We’ve just experienced the usual fuss that surrounds the appointment of a new England rugby captain, together with theories about what makes a good captain and anecdotes about how various different captains made their teams great. Is this all just jibber-jabber or is there any evidence to see if the team captain makes a difference to performance? The evidence tells me that the captain hardly matters.
Even Where The Captain Has Lots of Power, He Barely Makes Any Difference
I looked at English county cricket results from 2006-15 to test the importance of the captain. There’s a fixed number of counties over 2 divisions so we’ve got the same sample of teams throughout, and there’s a decent number of changes of captain to test our theory. Cricket also seems to be a game where the captain should have a lot of influence (deciding whether to bat or bowl first, when to declare, field set up, bowler selection, etc) compared to other sports. So my theory is that cricket should show the captain’s influence at its strongest.
Performance of teams varies year on year, even when you don’t change the captain. So if the captain makes a difference, for better or worse, then you’d expect the performance to change more in the year that teams change their captains. Here’s a comparison of the change in points when teams changed captain, compared to the years they didn’t change the captain.
So changing the captain changes performance in a way that’s barely perceptible.
Don’t Be A Captain (or CEO) in a Bad Year
But what about the perception we have of our teams doing better after we’ve got rid of the old loser and brought in a fresh face? Is that intuition wrong? Well it is and it isn’t. Here’s an analysis of whether teams had a performance increase or decline the year before the new captain came in, the year he came in, and all subsequent years. The simple percentages are a coincidence, the sample in each group is 40.

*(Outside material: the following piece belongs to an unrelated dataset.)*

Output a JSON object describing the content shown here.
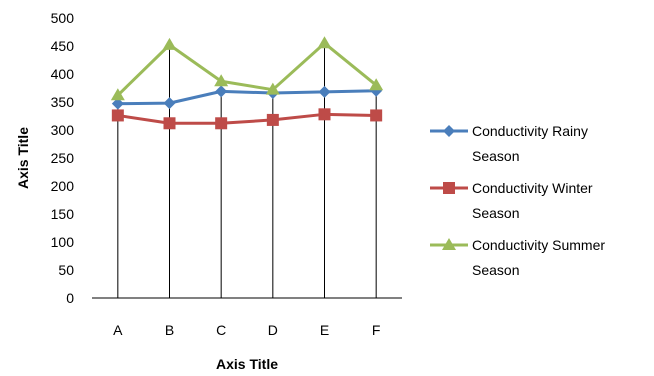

Here’s what seems to be happening:
- When teams change their captains, it’s often when they’ve had a bad year
- The new captain comes in and the team improves to the level it was before the bad year
- After that the team carries on at the same level until another bad year and the cycle is repeated
What’s most likely going on here is something called reversion to the mean. Something worse than normal happens, so you make a change and things get better. We come away thinking our change has made things better, but all that’s happening is that things are reverting back to normal; we can tell this because things are about the same as before the bad thing happened. The exact same pattern happens in studies of CEOs being replaced.
How To Choose a Captain
So back to our question, does the captain matter? If his effect is indistinguishable from random fluctuation in a sport like cricket where the captain has such influence on tactics, then I find it hard to believe that the choice of captain really matters much at all most of the time.
What seems to me to be more important is that the team chooses its best players – there is outstanding evidence that the team with the best players wins. So choose your best players, and make one of your very best the captain. The conclusion of the debates I heard about the most essential quality of great captains is that they lead by example – sounds the same as having a great player and making them captain.
Another great article Steve. I read an interesting review of a book about football. Talking about the manager (rather than the captain) the theory was that most managers are fairly even in influence – budget to buy players being by far the biggest correlate to outcome – but that occasionally you may find one that is transformative. Therefore a team under pressure hasn’t got much to lose changing and a small chance of a transformation. And, of course, ‘something’ is being done for the braying fans.
Thanks Paul, I totally agree with your comment.
If you replace “manager” in your comment with “CEO”, and “fans” with “shareholders”, then you’ve got the research on CEO performance and CEO changes. I’ll send you a study I read recently.